Também precisamos defender a reestruturação da Secretaria Nacional de Políticas de Promoção da Igualdade Racial, por meio de um orçamento que assegure a realização de suas atividades no país. Por fim, precisamos rever a Política Nacional Antidrogas, que atualmente tem sido utilizada para criminalizar e encarcerar a juventude preta e periférica do nosso país.

Enquanto uma candidata feminista, como pretende atuar de forma a enfrentar os discursos reacionários que não admitem que as mulheres tenha autonomia plena sobre seus corpos, que acreditam na existência de uma “ideologia de gênero” e comprometem a implementação de políticas públicas, principalmente na área da educação, voltadas à equidade de gênero?

Os anos de militância no movimento feminista me ensinaram muito sobre resistência e sobre como enfrentar o machismo e a misoginia. Também aprendi muito durante o exercício do mandato na Câmara Municipal de Florianópolis. Levo na bagagem essas experiências para fazer valer nossas vozes e nossas pautas na Câmara Federal. Jamais tive medo de expor minhas convicções e é essa coragem, somada a certeza de que não estarei sozinha, que me move. Não hesitarei em pautar as discussões e projetos que entendo serem importantes para assegurar os direitos sexuais e reprodutivos das mulheres, bem como, pela ampliação do acesso ao aborto legal. Também irei defender de forma enfática a ampliação do conceito de família e da discussão de gênero em sala de aula. Faremos essas defesas em plenário e em todos os espaços onde for possível pautar esses debates na Câmara Federal. O discurso reacionário não me intimida e nós iremos reassumir o controle da discussão sobre esses temas.

A sua plataforma política prevê o incentivo à participação da sociedade na discussão e elaboração de políticas públicas. De que forma?

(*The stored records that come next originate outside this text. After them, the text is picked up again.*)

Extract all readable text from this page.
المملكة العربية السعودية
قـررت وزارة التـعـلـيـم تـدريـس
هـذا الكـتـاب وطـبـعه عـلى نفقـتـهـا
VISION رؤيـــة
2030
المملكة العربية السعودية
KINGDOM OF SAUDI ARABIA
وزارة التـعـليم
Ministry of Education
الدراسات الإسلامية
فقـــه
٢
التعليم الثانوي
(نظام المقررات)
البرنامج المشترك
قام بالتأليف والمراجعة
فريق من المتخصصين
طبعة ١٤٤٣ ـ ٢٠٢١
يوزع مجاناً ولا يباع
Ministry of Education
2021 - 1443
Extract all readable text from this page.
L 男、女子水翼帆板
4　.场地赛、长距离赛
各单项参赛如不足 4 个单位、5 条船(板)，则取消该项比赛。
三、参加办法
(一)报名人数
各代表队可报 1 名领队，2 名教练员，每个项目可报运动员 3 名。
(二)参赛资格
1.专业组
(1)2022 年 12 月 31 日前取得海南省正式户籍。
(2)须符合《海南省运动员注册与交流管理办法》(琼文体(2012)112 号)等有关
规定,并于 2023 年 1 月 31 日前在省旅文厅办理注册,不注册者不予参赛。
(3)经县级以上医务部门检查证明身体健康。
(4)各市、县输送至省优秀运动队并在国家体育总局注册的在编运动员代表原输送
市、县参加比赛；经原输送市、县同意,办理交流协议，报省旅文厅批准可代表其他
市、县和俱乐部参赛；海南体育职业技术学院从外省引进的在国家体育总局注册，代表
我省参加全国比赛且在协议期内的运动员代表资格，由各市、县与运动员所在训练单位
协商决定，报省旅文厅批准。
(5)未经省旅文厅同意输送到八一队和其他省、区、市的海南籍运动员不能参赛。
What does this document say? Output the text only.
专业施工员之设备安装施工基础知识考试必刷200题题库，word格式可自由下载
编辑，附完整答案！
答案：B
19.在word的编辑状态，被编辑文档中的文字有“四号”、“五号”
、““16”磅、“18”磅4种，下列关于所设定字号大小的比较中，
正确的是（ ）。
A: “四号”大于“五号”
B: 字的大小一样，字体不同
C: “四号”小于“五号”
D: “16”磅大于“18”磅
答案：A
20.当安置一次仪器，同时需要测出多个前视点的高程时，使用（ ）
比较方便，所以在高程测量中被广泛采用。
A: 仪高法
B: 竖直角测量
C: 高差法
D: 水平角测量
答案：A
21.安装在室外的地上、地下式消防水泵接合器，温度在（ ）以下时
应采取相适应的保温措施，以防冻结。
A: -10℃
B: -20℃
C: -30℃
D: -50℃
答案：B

Sem dúvidas. Enquanto vereadora, na Câmara Municipal de Florianópolis, na Câmara Federal sempre buscamos manter um diálogo aberto e constante com os diferentes setores da nossa cidade. Dialogamos de forma muito intensa com movimentos sociais, ONGs, associações, sindicatos, lideranças comunitárias e com a população em geral. Acredito, inclusive, que esta foi uma das marcas do mandato que temos realizado. O fluxo de mensagens que recebemos diariamente na Câmara Municipal é extremamente intenso e na medida do possível buscamos dar encaminhamentos e respostas da forma mais ágil possível. Na Câmara Federal isso não será diferente, pois é justamente esse diálogo e contato com a sociedade que justifica estarmos nestes espaços políticos. Alguns dos projetos que apresentamos na Câmara federal foram construídos por meio de muita conversa e diálogo com os movimentos sociais. Foi assim com projetos como os de combate à pobreza menstrual, de incentivo à pesquisa e distribuição de medicamentos à base de cannabis na rede pública de saúde, de combate à gordofobia, de combate às mudanças climáticas, de empregabilidade para a população trans, e o que vedava a exigência da certidão negativa de débitos com entes federativos e a retenção de descontos no pagamento de recursos emergenciais ao setor cultural. Todos estes projetos partiram de uma série de reuniões e conversas com os movimentos sociais da nossa cidade. Agora, queremos fortalecer ainda mais esse diálogo com os movimentos sociais de Santa Catarina e do Brasil.